VR Tech Must Tackle Inclusion

The Association for Computing Machinery’s CHI Conference on Human Factors in Computing Systems is something I look forward to every year. It spotlights the best tech that brings humanity together. It has also become a showcase for exciting new ways that people with disabilities can find inclusion within and through technology.

People who are deaf or hard of hearing have a hard time following a group conversation. Now, using an AR-based speech recognition system, speech-bubbles are superimposed over each speaker’s head when the user is wearing a Microsoft HoloLens AR headset. Although the price tag of $3,000 makes owning the HoloLens prohibitively expensive for now, it is promising that companies are already racing to create ways to make it inclusive.

For the blind internet user with a screen reader, the only way they can read a website is if captions have been embedded into the page. The Caption Crawler is a browser plug-in that connects to a screen reader.
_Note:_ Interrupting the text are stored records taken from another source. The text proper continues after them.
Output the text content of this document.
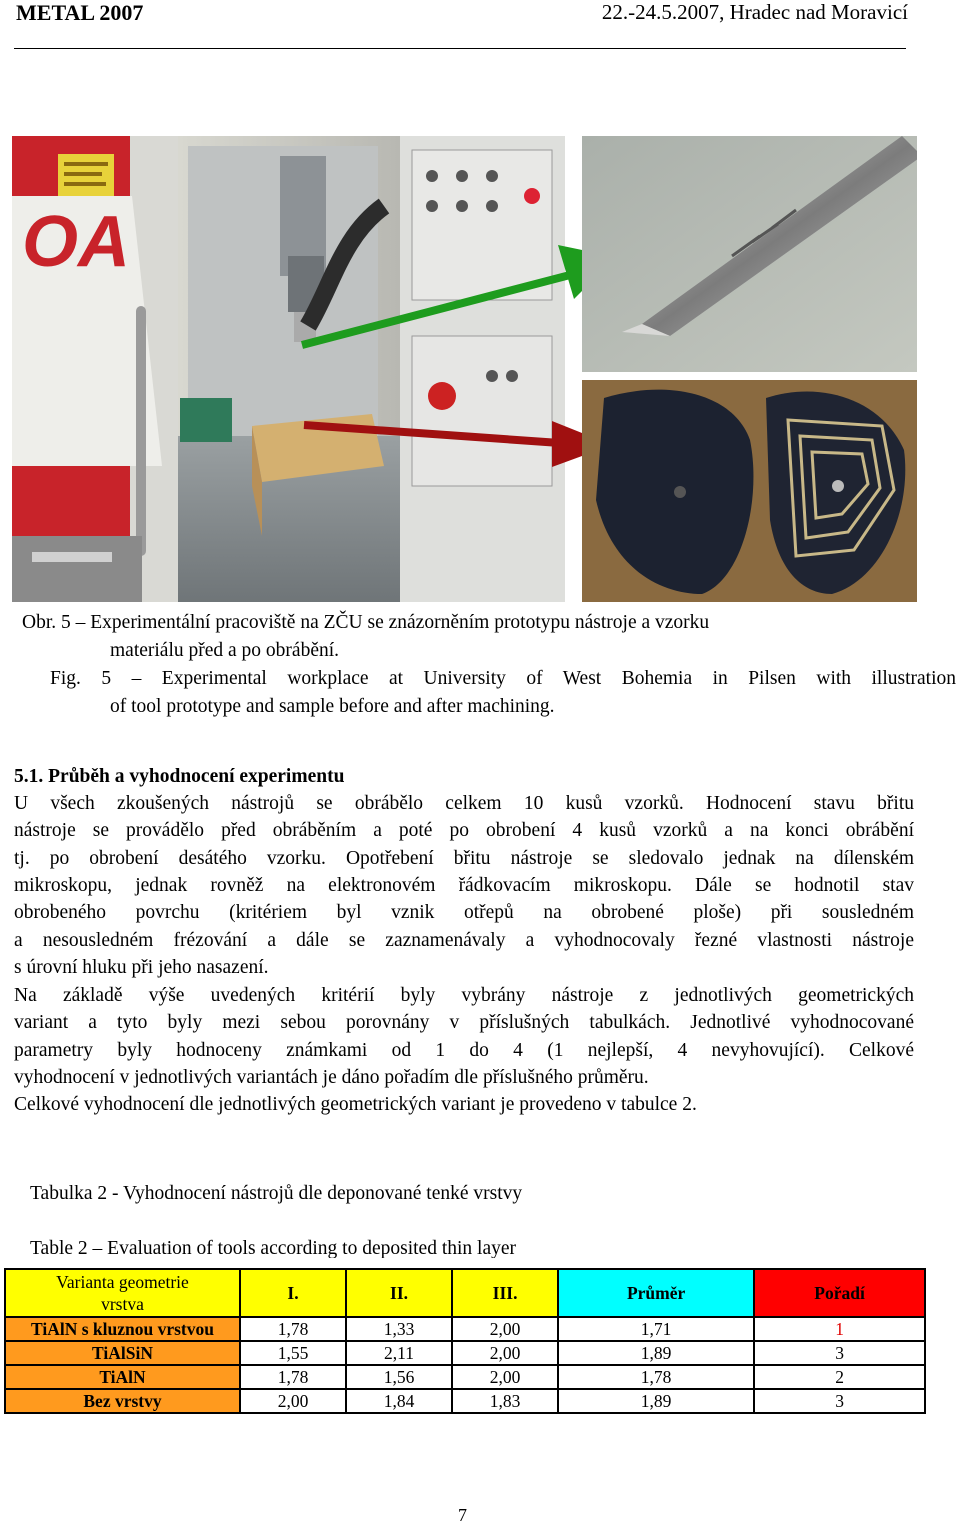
METAL 2007	22.-24.5.2007, Hradec nad Moravicí
OA
Obr. 5 – Experimentální pracoviště na ZČU se znázorněním prototypu nástroje a vzorku
materiálu před a po obrábění.
Fig. 5 – Experimental workplace at University of West Bohemia in Pilsen with illustration
of tool prototype and sample before and after machining.
5.1. Průběh a vyhodnocení experimentu
U všech zkoušených nástrojů se obrábělo celkem 10 kusů vzorků. Hodnocení stavu břitu
nástroje se provádělo před obráběním a poté po obrobení 4 kusů vzorků a na konci obrábění
tj. po obrobení desátého vzorku. Opotřebení břitu nástroje se sledovalo jednak na dílenském
mikroskopu, jednak rovněž na elektronovém řádkovacím mikroskopu. Dále se hodnotil stav
obrobeného povrchu (kritériem byl vznik otřepů na obrobené ploše) při sousledném
a nesousledném frézování a dále se zaznamenávaly a vyhodnocovaly řezné vlastnosti nástroje
s úrovní hluku při jeho nasazení.
Na základě výše uvedených kritérií byly vybrány nástroje z jednotlivých geometrických
variant a tyto byly mezi sebou porovnány v příslušných tabulkách. Jednotlivé vyhodnocované
parametry byly hodnoceny známkami od 1 do 4 (1 nejlepší, 4 nevyhovující). Celkové
vyhodnocení v jednotlivých variantách je dáno pořadím dle příslušného průměru.
Celkové vyhodnocení dle jednotlivých geometrických variant je provedeno v tabulce 2.
Tabulka 2 - Vyhodnocení nástrojů dle deponované tenké vrstvy
Table 2 – Evaluation of tools according to deposited thin layer
Varianta geometrie
vrstva	I.	II.	III.	Průměr	Pořadí
TiAlN s kluznou vrstvou	1,78	1,33	2,00	1,71	1
TiAlSiN	1,55	2,11	2,00	1,89	3
TiAlN	1,78	1,56	2,00	1,78	2
Bez vrstvy	2,00	1,84	1,83	1,89	3
7
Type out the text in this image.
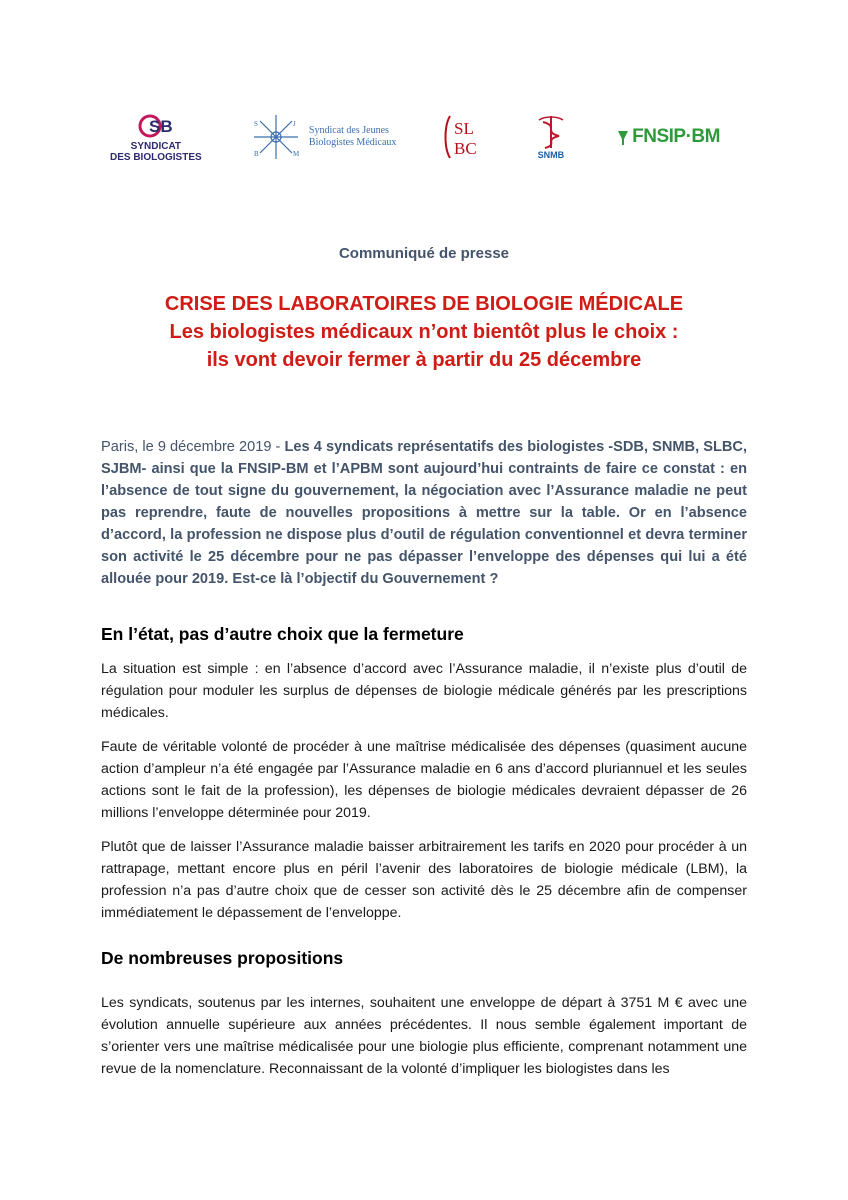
SB
SYNDICAT
DES BIOLOGISTES
S	J
B	M
Syndicat des Jeunes
Biologistes Médicaux
SL
BC	SNMB
FNSIP·BM
Communiqué de presse
CRISE DES LABORATOIRES DE BIOLOGIE MÉDICALE
Les biologistes médicaux n’ont bientôt plus le choix :
ils vont devoir fermer à partir du 25 décembre
Paris, le 9 décembre 2019 - Les 4 syndicats représentatifs des biologistes -SDB, SNMB, SLBC, SJBM- ainsi que la FNSIP-BM et l’APBM sont aujourd’hui contraints de faire ce constat : en l’absence de tout signe du gouvernement, la négociation avec l’Assurance maladie ne peut pas reprendre, faute de nouvelles propositions à mettre sur la table. Or en l’absence d’accord, la profession ne dispose plus d’outil de régulation conventionnel et devra terminer son activité le 25 décembre pour ne pas dépasser l’enveloppe des dépenses qui lui a été allouée pour 2019. Est-ce là l’objectif du Gouvernement ?
En l’état, pas d’autre choix que la fermeture
La situation est simple : en l’absence d’accord avec l’Assurance maladie, il n’existe plus d’outil de régulation pour moduler les surplus de dépenses de biologie médicale générés par les prescriptions médicales.
Faute de véritable volonté de procéder à une maîtrise médicalisée des dépenses (quasiment aucune action d’ampleur n’a été engagée par l’Assurance maladie en 6 ans d’accord pluriannuel et les seules actions sont le fait de la profession), les dépenses de biologie médicales devraient dépasser de 26 millions l’enveloppe déterminée pour 2019.
Plutôt que de laisser l’Assurance maladie baisser arbitrairement les tarifs en 2020 pour procéder à un rattrapage, mettant encore plus en péril l’avenir des laboratoires de biologie médicale (LBM), la profession n’a pas d’autre choix que de cesser son activité dès le 25 décembre afin de compenser immédiatement le dépassement de l’enveloppe.
De nombreuses propositions
Les syndicats, soutenus par les internes, souhaitent une enveloppe de départ à 3751 M € avec une évolution annuelle supérieure aux années précédentes. Il nous semble également important de s’orienter vers une maîtrise médicalisée pour une biologie plus efficiente, comprenant notamment une revue de la nomenclature. Reconnaissant de la volonté d’impliquer les biologistes dans les
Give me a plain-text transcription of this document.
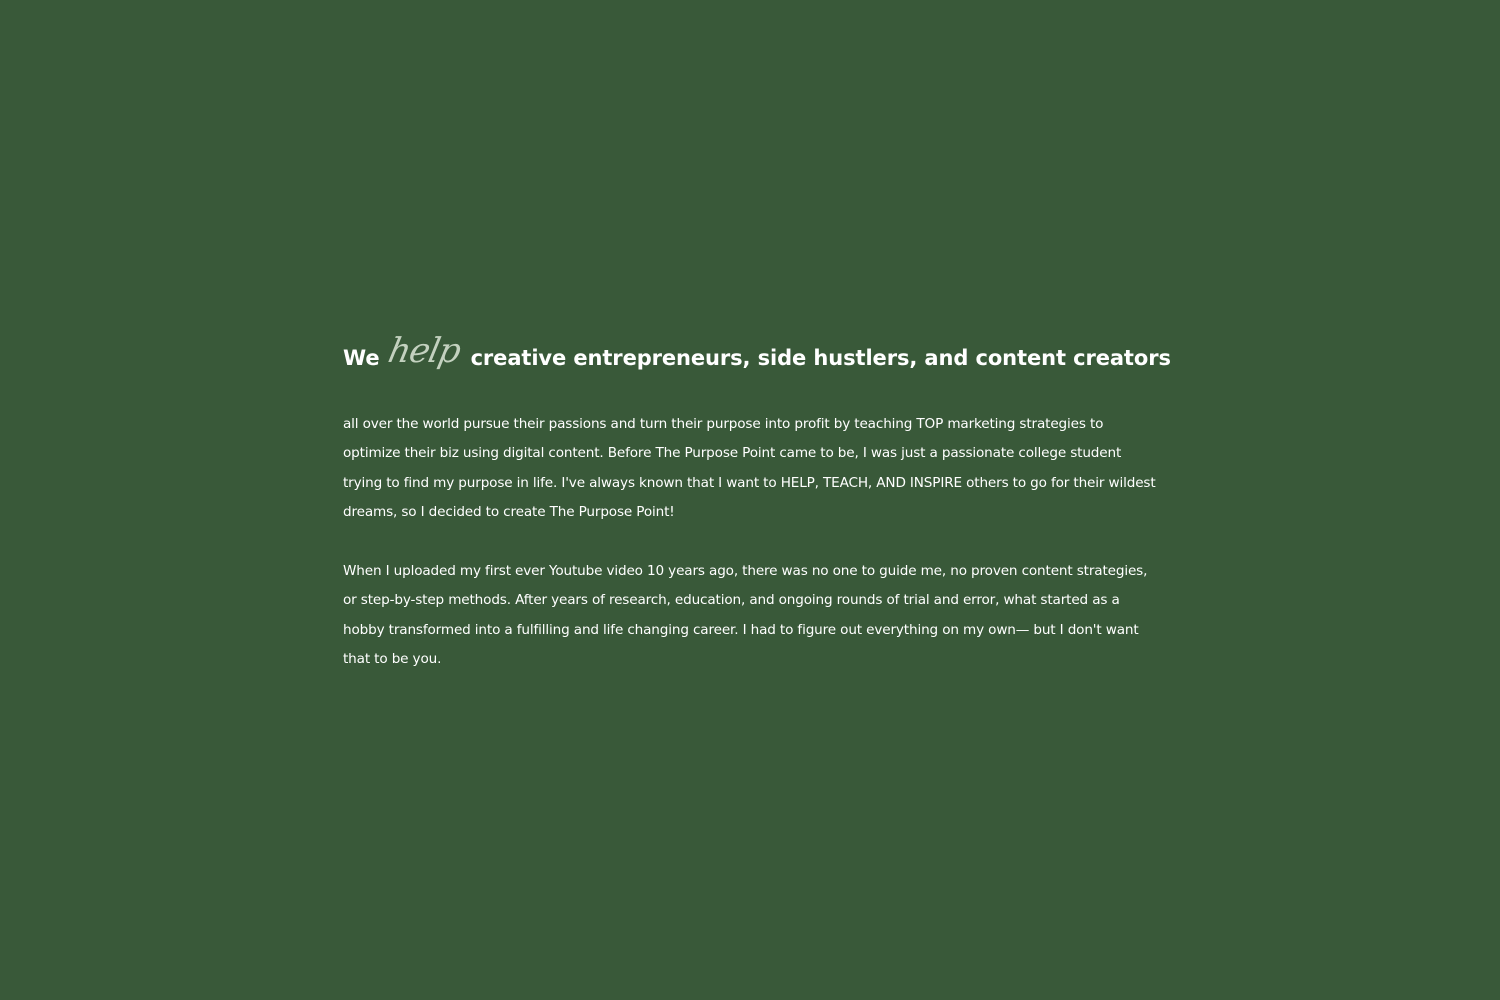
We help creative entrepreneurs, side hustlers, and content creators

all over the world pursue their passions and turn their purpose into profit by teaching TOP marketing strategies to optimize their biz using digital content. Before The Purpose Point came to be, I was just a passionate college student trying to find my purpose in life. I've always known that I want to HELP, TEACH, AND INSPIRE others to go for their wildest dreams, so I decided to create The Purpose Point!

When I uploaded my first ever Youtube video 10 years ago, there was no one to guide me, no proven content strategies, or step-by-step methods. After years of research, education, and ongoing rounds of trial and error, what started as a hobby transformed into a fulfilling and life changing career. I had to figure out everything on my own— but I don't want that to be you.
It does a reverse image search to find the same image and provides existing captions from other websites to the user.

Table-based navigation (like that used on Airbnb), maps and interactive lists are also being made more accessible using a combination of screen readers and a keyboard.

To help the blind navigate a VR world, haptic canes have been developed by Canetroller, a Miscrosoft research project. Studies show that visually impaired people using the haptic cane could navigate a room and identify all the objects in the room.

Considering that VR is only accessible to able-bodied people, exploring ways VR can be made available to everyone regardless of ability or financial status is a worthwhile field to explore. When advances are sought after that make human-computer interaction accessible to everyone, we all benefit from that inclusivity.

Further reading: Virtual Reality Has an Accessibility Problem (Scientific American)

Reality Changing Observations:

1. Society has come a long way towards inclusivity for all. What are some examples of inclusion you can find in your everyday life?

2. What are some corners of tech where inclusion is lagging?

3. Why is inclusion important, especially in new frontiers like VR?